# Unknown BCAA Info!!!!



## swolesearcher (Mar 16, 2014)

Unknown BCAA Info!!!! - YouTube


----------



## Big-John (Mar 16, 2014)

I would have never guessed that.


----------



## Phoe2006 (Mar 16, 2014)

Neither would I. Nice vid swole


----------



## Big-John (Mar 16, 2014)

So if your bulking you would be ok? And would it be ok to run insulin along with it?


----------



## Phoe2006 (Mar 16, 2014)

That's what I got from the video maybe someone else has a different perspective on it, but the way I took it as long as u weren't dieting you should be fine. I kinda skipped through a few parts I'll finish watching the entire vid tomorrow when the old lady isn't home.

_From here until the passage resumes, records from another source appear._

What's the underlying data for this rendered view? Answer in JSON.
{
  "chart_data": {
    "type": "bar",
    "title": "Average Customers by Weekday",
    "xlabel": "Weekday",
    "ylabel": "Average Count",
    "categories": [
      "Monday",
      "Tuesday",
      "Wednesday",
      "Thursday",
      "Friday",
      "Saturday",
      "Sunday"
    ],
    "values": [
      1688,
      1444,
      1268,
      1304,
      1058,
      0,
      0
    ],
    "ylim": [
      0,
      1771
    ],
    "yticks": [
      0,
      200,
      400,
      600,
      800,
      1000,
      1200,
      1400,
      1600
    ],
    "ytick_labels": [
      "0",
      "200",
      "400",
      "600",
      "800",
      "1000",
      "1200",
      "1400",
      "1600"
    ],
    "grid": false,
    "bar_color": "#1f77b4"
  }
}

She kinda gets on my ass now for being on the phone too much


----------



## Phoenixk2 (Mar 16, 2014)

Big-John said:


> So if your bulking you would be ok? And would it be ok to run insulin along with it?



Yes, it would be fine.


----------



## Phoenixk2 (Mar 16, 2014)

Phoe2006 said:


> That's what I got from the video maybe someone else has a different perspective on it, but the way I took it as long as u weren't dieting you should be fine. I kinda skipped through a few parts I'll finish watching the entire vid tomorrow when the old lady isn't home. She kinda gets on my ass now for being on the phone too much



Well the only kind of dieting he referred to was keto. So if you were doing a restricted calorie or carb cycling diet it would be ok.


----------



## Phoe2006 (Mar 17, 2014)

Yep you are right phoenix just finished watching the entire vid.
P


----------



## myosaurus (Mar 17, 2014)

interesting find, great vodeo! thank you!


----------



## Ironbuilt (Mar 17, 2014)

Kool swole.


----------



## Daniel11 (Mar 17, 2014)

Made me go drink some BCAAs.


----------



## Phoe2006 (Mar 17, 2014)

Yes I drink bcaa's as well already been in my workout regiment for the past few months but definitely a great vid with a lot more info.


----------



## Aquascutum828 (Mar 17, 2014)

Where did he said he got the info from?
I want to read about it and not just hear him talk about it.


----------



## swolesearcher (Mar 17, 2014)

i`m doing a carb cycle diet and i take bcaa first thing in the morning before cardio.. i know he was referring to keto diet but still i`m now kinda worried when i take bcaa before cardio in the am. should i swap to eaa? wondering if the study was done just on keto diet or even other kind of diet.. seems just on keto diet from what he says


----------



## Phoenixk2 (Mar 17, 2014)

Yeah they will take you out of ketosis and then your diet is screwed.


----------



## Daniel11 (Mar 18, 2014)

As long as the calories is below 50/hr or so it should be ok...  It's part of lean gains diet also.


----------